Aside from that, while I appreciate that you are trying to deescalate the discussion, I really do not think the phrase "overengineered nonsense" is helpful, nor do I see any qualification in the original comment suggesting that it was restricted to smaller companies. I really wish we could be kinder to one another in discussions like this one.

Long battle

Posted Mar 23, 2025 12:45 UTC (Sun) by pm215 (subscriber, #98099) [Link]

I think my take is that most proprietary shops indeed do not have that political will and budget, and are unlikely to acquire it short of external forcing factors like regulation.

Long battle

Posted Mar 23, 2025 14:36 UTC (Sun) by RaitoBezarius (subscriber, #106052) [Link]

What is interesting is that Nixpkgs is implementing many of these policies by virtue of the store based model.

(Even things like execve() policies are possible with eBPF and used by people in production with image based NixOS.)

And yes, we even wrap Bazel builds in Nix, e.g. Gerrit!

Long battle

Posted Mar 23, 2025 16:47 UTC (Sun) by tialaramex (subscriber, #21167) [Link]

Nah. I have worked for small, medium and large proprietary outfits over the decades.

At every place there was a theory which usually looks much like what you discuss - and then a reality which did not at all.

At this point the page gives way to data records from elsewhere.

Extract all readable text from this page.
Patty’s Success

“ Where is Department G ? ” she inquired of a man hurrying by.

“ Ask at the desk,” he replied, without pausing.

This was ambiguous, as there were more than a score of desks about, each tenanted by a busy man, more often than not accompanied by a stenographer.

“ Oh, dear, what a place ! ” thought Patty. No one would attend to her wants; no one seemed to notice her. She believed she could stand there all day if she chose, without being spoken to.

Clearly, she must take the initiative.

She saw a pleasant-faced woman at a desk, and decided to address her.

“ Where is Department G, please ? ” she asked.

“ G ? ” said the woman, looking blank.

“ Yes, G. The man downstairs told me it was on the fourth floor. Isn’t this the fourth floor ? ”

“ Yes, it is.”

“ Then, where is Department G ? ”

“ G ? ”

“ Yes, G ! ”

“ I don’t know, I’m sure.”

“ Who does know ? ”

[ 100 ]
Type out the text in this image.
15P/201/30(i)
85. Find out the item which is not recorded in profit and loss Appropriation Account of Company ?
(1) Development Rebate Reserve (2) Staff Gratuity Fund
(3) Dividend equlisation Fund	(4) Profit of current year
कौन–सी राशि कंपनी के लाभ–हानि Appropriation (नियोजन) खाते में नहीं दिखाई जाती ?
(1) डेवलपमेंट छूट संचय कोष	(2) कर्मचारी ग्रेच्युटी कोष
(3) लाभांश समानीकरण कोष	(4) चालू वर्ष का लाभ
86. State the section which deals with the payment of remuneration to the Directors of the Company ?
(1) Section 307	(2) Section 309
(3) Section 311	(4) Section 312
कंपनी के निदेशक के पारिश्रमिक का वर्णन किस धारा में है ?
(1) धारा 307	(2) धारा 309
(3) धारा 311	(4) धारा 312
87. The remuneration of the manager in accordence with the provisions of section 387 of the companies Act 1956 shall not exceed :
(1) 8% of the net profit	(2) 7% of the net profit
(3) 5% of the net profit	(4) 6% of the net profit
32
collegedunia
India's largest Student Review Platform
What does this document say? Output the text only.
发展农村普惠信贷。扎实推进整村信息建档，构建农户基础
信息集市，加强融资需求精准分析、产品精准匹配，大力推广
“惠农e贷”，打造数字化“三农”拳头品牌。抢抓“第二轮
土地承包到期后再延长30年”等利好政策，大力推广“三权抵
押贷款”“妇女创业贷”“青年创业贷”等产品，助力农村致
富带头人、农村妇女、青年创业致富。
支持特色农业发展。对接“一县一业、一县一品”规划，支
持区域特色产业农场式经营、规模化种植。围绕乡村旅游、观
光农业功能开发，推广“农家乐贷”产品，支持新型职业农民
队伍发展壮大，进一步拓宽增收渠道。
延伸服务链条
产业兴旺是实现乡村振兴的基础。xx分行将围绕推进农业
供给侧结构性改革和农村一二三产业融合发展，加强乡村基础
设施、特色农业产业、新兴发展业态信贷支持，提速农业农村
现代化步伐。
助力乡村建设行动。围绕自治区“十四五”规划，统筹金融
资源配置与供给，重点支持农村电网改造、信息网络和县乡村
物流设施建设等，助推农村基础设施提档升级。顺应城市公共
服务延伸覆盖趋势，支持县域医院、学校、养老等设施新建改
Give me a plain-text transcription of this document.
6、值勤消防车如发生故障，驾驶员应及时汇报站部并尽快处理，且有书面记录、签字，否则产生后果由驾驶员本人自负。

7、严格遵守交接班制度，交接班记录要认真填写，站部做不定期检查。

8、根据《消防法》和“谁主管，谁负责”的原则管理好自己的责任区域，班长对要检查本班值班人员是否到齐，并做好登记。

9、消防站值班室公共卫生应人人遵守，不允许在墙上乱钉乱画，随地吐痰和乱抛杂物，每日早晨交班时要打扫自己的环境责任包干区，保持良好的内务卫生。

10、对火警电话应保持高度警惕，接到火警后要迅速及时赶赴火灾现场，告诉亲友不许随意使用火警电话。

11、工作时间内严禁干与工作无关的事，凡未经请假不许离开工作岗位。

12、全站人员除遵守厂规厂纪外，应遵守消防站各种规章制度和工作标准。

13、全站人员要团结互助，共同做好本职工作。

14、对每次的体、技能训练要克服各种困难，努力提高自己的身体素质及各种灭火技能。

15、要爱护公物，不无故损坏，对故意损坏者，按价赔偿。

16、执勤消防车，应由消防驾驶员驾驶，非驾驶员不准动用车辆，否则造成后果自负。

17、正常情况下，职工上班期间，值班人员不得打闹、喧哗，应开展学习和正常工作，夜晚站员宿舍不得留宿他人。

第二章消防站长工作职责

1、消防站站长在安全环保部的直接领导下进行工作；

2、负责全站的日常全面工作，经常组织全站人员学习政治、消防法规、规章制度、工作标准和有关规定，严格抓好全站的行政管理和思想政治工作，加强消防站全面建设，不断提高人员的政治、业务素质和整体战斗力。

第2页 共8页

On Friday for example we discussed a work card for (I will change names to protect the guilty) "Raspberry scheduler upgrade?" marked as an Infosec problem. Trivial upgrade, small card, upgrading the Raspberry scheduler won't be hard why are talking about it? Ah yes, said the very experienced team lead talking, the thing you need to know is that the Raspberry scheduler machine xyz1234 was a really convenient system to dump other stuff onto either when it had no natural home or while waiting for Infrastructure to spin up a permanent home. So, if you just upgrade the Raspberry scheduler and tick done, either Infosec will make these other arbitrary systems no longer work OR they will re-open your ticket now with a higher priority saying you didn't fix it because xyz1234 still fails their checks. You need to go scuba diving in that machine, figure out absolutely everything we're actually using it for, document it and write more cards about all the upgrades needed to meet Infosec's requirements, but also please upgrade the Raspberry scheduler while you're about it.

At my last big corp Linux work, I had SSH and sudo on the production machines. I didn't want that access, but I had unsuccessfully argued against having it for maybe 5+ years before I quit for other reasons.

Long battle

Posted Mar 24, 2025 2:12 UTC (Mon) by buck (subscriber, #55985) [Link]

I'm not sure i understand exactly, but GitHub actions themselves seem to be bringing more supply-chain concerns to the party:

https://github.com/advisories/GHSA-mrrh-fwg8-r2c3

So, in terms of "CI worker" trustworthiness, it's turtles all the way down.

(Not that I am asserting you said it wasn't)